In recent years, these exclamations have troubled me; after all, not long after this moment of praise, we hear (or say) the words, “Crucify him!” It can feel vaguely uneasy to join in triumphal exclamations knowing that we’ll soon be meditating on the disciples who betrayed Jesus - betrayals mirrored in our own lives. Does that sense of unease miss the point of Palm Sunday’s opening rite?
Turning to Luke, we learn that those who cry out are a “multitude” of his “disciples” - that is, a veritable crowd of outsiders who gradually joined Jesus as pilgrims on his journey from Galilee up to Jerusalem. They exclaim, “Blessed is the king who comes in the name of the Lord. Peace in heaven and glory in the highest.” The first sentence is shared with the other Gospels and derives from Psalm 118. The exclamations arguably anticipate the Messiah. Importantly, those crying out are the pilgrim-disciples
who journeyed with Jesus to Jerusalem for Passover - not Jerusalem’s inhabitants, who will soon demand Jesus’ crucifixion.

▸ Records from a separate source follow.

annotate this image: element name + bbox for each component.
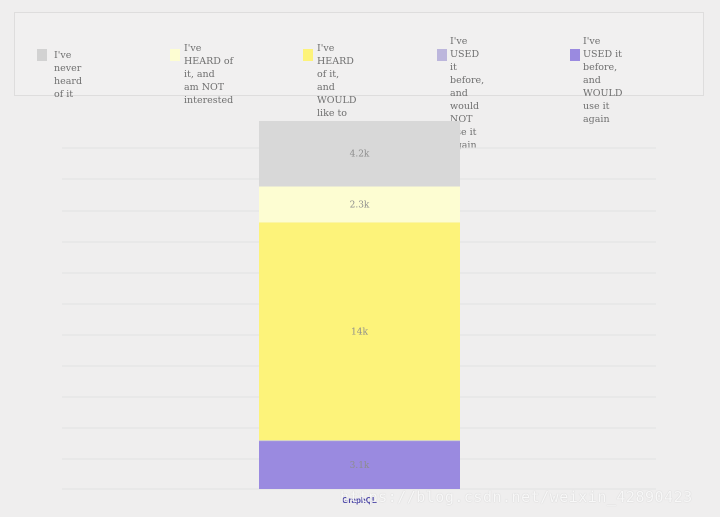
legend-swatch: [570, 49, 580, 61]
legend-swatch: [37, 49, 47, 61]
segment-value-label: 14k: [351, 328, 368, 338]
bar-segment[interactable]: [259, 186, 460, 223]
bar-segment[interactable]: [259, 440, 460, 489]
watermark: https://blog.csdn.net/weixin_42890423: [340, 488, 693, 506]
legend-swatch: [437, 49, 447, 61]
segment-value-label: 2.3k: [350, 200, 370, 210]
legend-label: I've HEARD of it, and am NOT interested: [184, 43, 234, 106]
segment-value-label: 4.2k: [350, 150, 370, 160]
legend-swatch: [170, 49, 180, 61]
bar-segment[interactable]: [259, 121, 460, 187]
bar-segment[interactable]: [259, 222, 460, 441]
legend-label: I've USED it before, and WOULD use it ag…: [583, 36, 623, 125]
legend-label: I've never heard of it: [54, 50, 83, 100]
segment-value-label: 3.1k: [350, 461, 370, 471]
category-label: GraphQL: [342, 496, 377, 505]
legend-swatch: [303, 49, 313, 61]
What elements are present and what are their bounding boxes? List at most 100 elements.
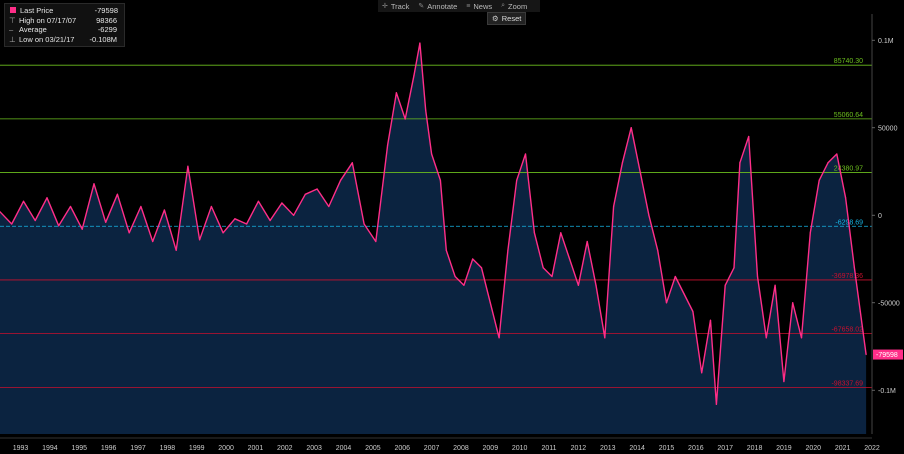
news-button[interactable]: ≡ News bbox=[466, 2, 492, 11]
data-point-42 bbox=[454, 275, 456, 278]
data-point-18 bbox=[210, 205, 212, 208]
data-point-45 bbox=[480, 267, 483, 269]
x-tick-label-18: 2011 bbox=[542, 445, 557, 452]
data-point-69 bbox=[692, 310, 694, 313]
x-tick-label-23: 2016 bbox=[688, 445, 704, 452]
data-point-90 bbox=[865, 353, 867, 356]
legend-last-price-label: Last Price bbox=[20, 6, 54, 15]
x-tick-label-10: 2003 bbox=[306, 445, 322, 452]
data-point-44 bbox=[472, 258, 474, 260]
average-marker-icon: – bbox=[9, 25, 14, 35]
data-point-30 bbox=[351, 162, 353, 164]
x-tick-label-27: 2020 bbox=[805, 445, 821, 452]
x-tick-label-1: 1994 bbox=[42, 445, 58, 452]
reset-icon: ⚙ bbox=[492, 14, 499, 23]
data-point-13 bbox=[152, 240, 154, 243]
data-point-5 bbox=[58, 225, 60, 227]
x-tick-label-13: 2006 bbox=[394, 445, 410, 452]
data-point-26 bbox=[304, 193, 306, 195]
data-point-16 bbox=[187, 165, 189, 167]
data-point-49 bbox=[516, 179, 518, 181]
legend-average-label: Average bbox=[19, 25, 47, 35]
data-point-66 bbox=[665, 302, 668, 304]
x-tick-label-7: 2000 bbox=[218, 445, 234, 452]
legend-low: ⊥ Low on 03/21/17 -0.108M bbox=[9, 35, 118, 45]
legend-average-value: -6299 bbox=[97, 25, 117, 35]
data-point-37 bbox=[419, 42, 421, 44]
data-point-81 bbox=[792, 302, 794, 304]
annotate-label: Annotate bbox=[427, 1, 458, 11]
data-point-84 bbox=[818, 179, 820, 181]
data-point-29 bbox=[339, 179, 342, 181]
x-tick-label-22: 2015 bbox=[659, 445, 675, 452]
x-tick-label-25: 2018 bbox=[747, 445, 763, 452]
data-point-43 bbox=[463, 284, 465, 286]
legend-last-price-value: -79598 bbox=[94, 6, 118, 15]
data-point-83 bbox=[809, 232, 811, 234]
data-point-74 bbox=[733, 267, 735, 269]
reference-line-label-6: -98337.69 bbox=[831, 380, 863, 387]
data-point-17 bbox=[199, 239, 201, 241]
legend-average: – Average -6299 bbox=[9, 25, 118, 35]
chart-toolbar: ✛ Track ✎ Annotate ≡ News ⌕ Zoom bbox=[378, 0, 541, 12]
data-point-34 bbox=[395, 92, 397, 94]
data-point-23 bbox=[269, 219, 271, 222]
data-point-39 bbox=[430, 153, 433, 155]
track-label: Track bbox=[390, 1, 410, 11]
x-tick-label-26: 2019 bbox=[776, 445, 792, 452]
zoom-button[interactable]: ⌕ Zoom bbox=[501, 2, 527, 11]
data-point-6 bbox=[69, 205, 72, 208]
data-point-52 bbox=[542, 267, 544, 269]
data-point-63 bbox=[639, 170, 641, 173]
news-label: News bbox=[473, 1, 493, 11]
data-point-28 bbox=[328, 205, 330, 208]
y-tick-label-2: 0 bbox=[878, 213, 882, 220]
reset-button[interactable]: ⚙ Reset bbox=[487, 12, 527, 25]
data-point-8 bbox=[93, 183, 95, 185]
data-point-24 bbox=[281, 202, 283, 204]
data-point-31 bbox=[363, 223, 365, 225]
crosshair-icon: ✛ bbox=[382, 3, 388, 10]
y-tick-label-3: -50000 bbox=[878, 300, 900, 307]
data-point-61 bbox=[621, 162, 624, 164]
track-button[interactable]: ✛ Track bbox=[382, 2, 409, 11]
area-fill-layer bbox=[0, 43, 867, 434]
x-tick-label-21: 2014 bbox=[629, 445, 645, 452]
low-marker-icon: ⊥ bbox=[9, 34, 16, 44]
x-tick-label-9: 2002 bbox=[277, 445, 293, 452]
data-point-88 bbox=[853, 267, 855, 269]
data-point-82 bbox=[800, 337, 803, 339]
data-point-4 bbox=[46, 197, 48, 199]
legend-panel: Last Price -79598 ⊤ High on 07/17/07 983… bbox=[4, 3, 125, 48]
data-point-77 bbox=[756, 275, 759, 278]
x-tick-label-11: 2004 bbox=[336, 445, 352, 452]
data-point-47 bbox=[498, 337, 500, 339]
data-point-40 bbox=[439, 179, 442, 181]
annotate-button[interactable]: ✎ Annotate bbox=[418, 2, 457, 11]
data-point-56 bbox=[577, 284, 579, 286]
y-tick-label-0: 0.1M bbox=[878, 38, 894, 45]
reference-lines: 85740.3055060.6424380.97-6298.69-36978.3… bbox=[0, 58, 872, 388]
data-point-9 bbox=[105, 221, 107, 223]
data-point-27 bbox=[316, 188, 318, 190]
data-point-48 bbox=[507, 249, 509, 251]
zoom-label: Zoom bbox=[508, 1, 528, 11]
data-point-87 bbox=[844, 197, 847, 199]
data-point-54 bbox=[560, 232, 562, 234]
legend-low-label: Low on 03/21/17 bbox=[19, 34, 75, 44]
series-line-layer bbox=[0, 42, 867, 405]
x-tick-label-16: 2009 bbox=[483, 445, 499, 452]
data-point-2 bbox=[22, 200, 25, 202]
data-point-22 bbox=[257, 200, 259, 202]
data-point-10 bbox=[116, 193, 119, 195]
data-point-80 bbox=[783, 380, 785, 383]
data-point-72 bbox=[715, 403, 717, 405]
x-tick-label-17: 2010 bbox=[512, 445, 528, 452]
high-marker-icon: ⊤ bbox=[9, 15, 16, 25]
reference-line-label-5: -67658.02 bbox=[831, 327, 863, 334]
data-point-11 bbox=[128, 232, 130, 234]
data-point-12 bbox=[140, 205, 142, 208]
data-point-57 bbox=[586, 240, 588, 243]
data-point-68 bbox=[683, 293, 685, 295]
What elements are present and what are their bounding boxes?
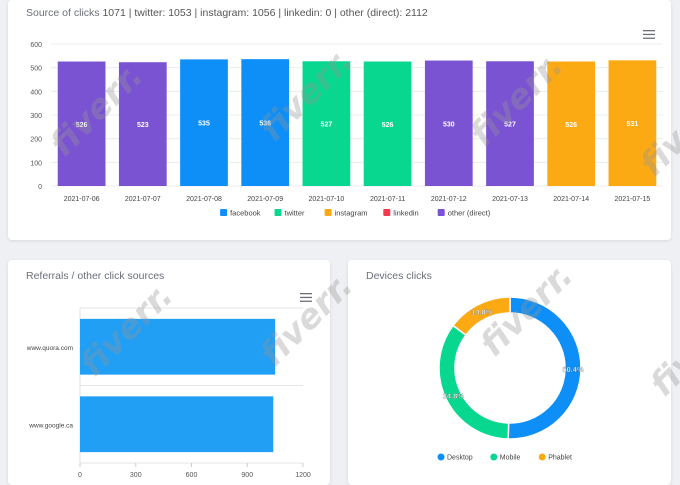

The Church doesn’t shy away from these exclamations out of a sense of shame that they are the fickle words of crowds poised to betray Jesus. Rather, we sing them at Mass during the Sanctus. Similar practices date back to the “earliest post-Easter liturgical text that we possess - the Didache,” which dates from around 100 A.D. See Jesus of Nazareth: Part Two: Holy Week (Pope Benedict XVI, 2010). When we repeat these exclamations in the modern liturgy, we identify with Jesus’ pilgrim-disciples on Palm Sunday. Just as they saw a Messiah riding up in humble form, the Church sees him “coming again and again in the humble form of bread and wine.” Id. He’s coming to take us with him, to his Cross and Resurrection. On this Palm Sunday, and at every Mass, we can reflect on the Eucharistic significance of this Psalm-inspired exclamation; and joyfully join with Jesus’ pilgrim-disciples in praising our Messiah.
Q: Where are my heart and my mind during the Sanctus at Mass? If I can imagine myself in the crowd, and see Jesus turn to look at me, what does he say?